Download and deploy a sample workload to a running kdb Insights Enterprise system using the Stream Processor.

Deploy a database, stream, and pipeline to read a taxi CSV dataset from Amazon S3 and write directly to the database for memory efficiency.

The example assumes the following prerequisites:

  • access to the KX Downloads Portal
  • a username and bearer token for the portal saved in your terminal session as $KX_USER and $KX_DL_BEARER respectively
  • a running kdb Insights Enterprise system with the hostname URL stored as $KX_HOSTNAME
  • the relevant version of the sample from here saved as $KX_VERSION
  • you have the CLI configured for your deployment with authentication credentials

For more information on the CLI:

Downloading the sample

You can download the sample with the command below.

curl -s --fail-with-body -D /dev/stderr -u ${KX_USER}:${KX_DL_BEARER} -L -OJ https://portal.dl.kx.com/assets/raw/package-samples/${KX_VERSION}/s3-ingest-${KX_VERSION}.kxi

View the unpacked package.

export PKG=s3-ingest
kxi package unpack $PKG-$KX_VERSION.kxi

The default pipeline spec is written in q and is located under s3-ingest/src/s3-ingest.q in the unpacked package. The Python pipeline spec is located under s3-ingest/src/s3-ingest.py.

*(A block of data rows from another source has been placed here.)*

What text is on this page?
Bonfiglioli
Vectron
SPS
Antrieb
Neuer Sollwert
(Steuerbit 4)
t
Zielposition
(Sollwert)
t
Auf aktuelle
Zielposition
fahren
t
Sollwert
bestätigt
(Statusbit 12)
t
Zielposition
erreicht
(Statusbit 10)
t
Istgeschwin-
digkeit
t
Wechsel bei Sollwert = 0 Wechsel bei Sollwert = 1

The pipeline does the following:

  • reads data from a public S3 bucket
  • uses a CSV decoder to format the data using the schema object
  • renames some columns
  • transforms the data to match the database schema by adding an empty fees column and reordering
  • writes the data to the greentrips schema in the database using a database called s3-ingest
  • directWrite is enabled to specify that data should be written directly to the database instead of streamed

s3-ingest/src/s3-ingest.q

schema:(!) . flip (
  (`pickup_datetime       ; "p");
  (`dropoff_datetime      ; "p");
  (`vendor                ; "s");
  (`passengers            ; "h");
  (`distance              ; "e");
  (`rate_type             ; "*");
  (`store_and_fwd         ; "*");
  (`pickup_borough        ; "*");
  (`pickup_zone           ; "*");
  (`pickup_service_zone   ; "*");
  (`dropoff_borough       ; "*");
  (`dropoff_zone          ; "*");
  (`dropoff_service_zone  ; "*");
  (`payment_type          ; "s");
  (`fare                  ; "e");
  (`extra                 ; "e");
  (`tax                   ; "e");
  (`tip                   ; "e");
  (`toll                  ; "e");
  (`improvement_surcharge ; "*");
  (`congestion_surcharge  ; "*");
  (`total                 ; "e"));

exclude:`rate_type`store_and_fwd`pickup_borough`pickup_zone`pickup_service_zone`dropoff_borough`dropoff_zone`dropoff_service_zone`improvement_surcharge`congestion_surcharge;

.qsp.run
  .qsp.read.fromAmazonS3["s3://kxs-prd-cxt-twg-roinsightsdemo/ny_taxi_data_2021_12.csv"; "eu-west-1"]
  .qsp.decode.csv[schema; .qsp.use enlist[`exclude]!enlist exclude]
  .qsp.transform.renameColumns[`pickup_datetime`dropoff_datetime`toll!`pickup`dropoff`tolls]
  .qsp.map[{ :`vendor`pickup`dropoff`passengers`distance`fare`extra`tax`tip`tolls`fees`total`payment_type xcols update fees:0e from x }]
  .qsp.v2.write.toDatabase[`greentrips; .qsp.use `directWrite`database!(1b; "s3-ingest")]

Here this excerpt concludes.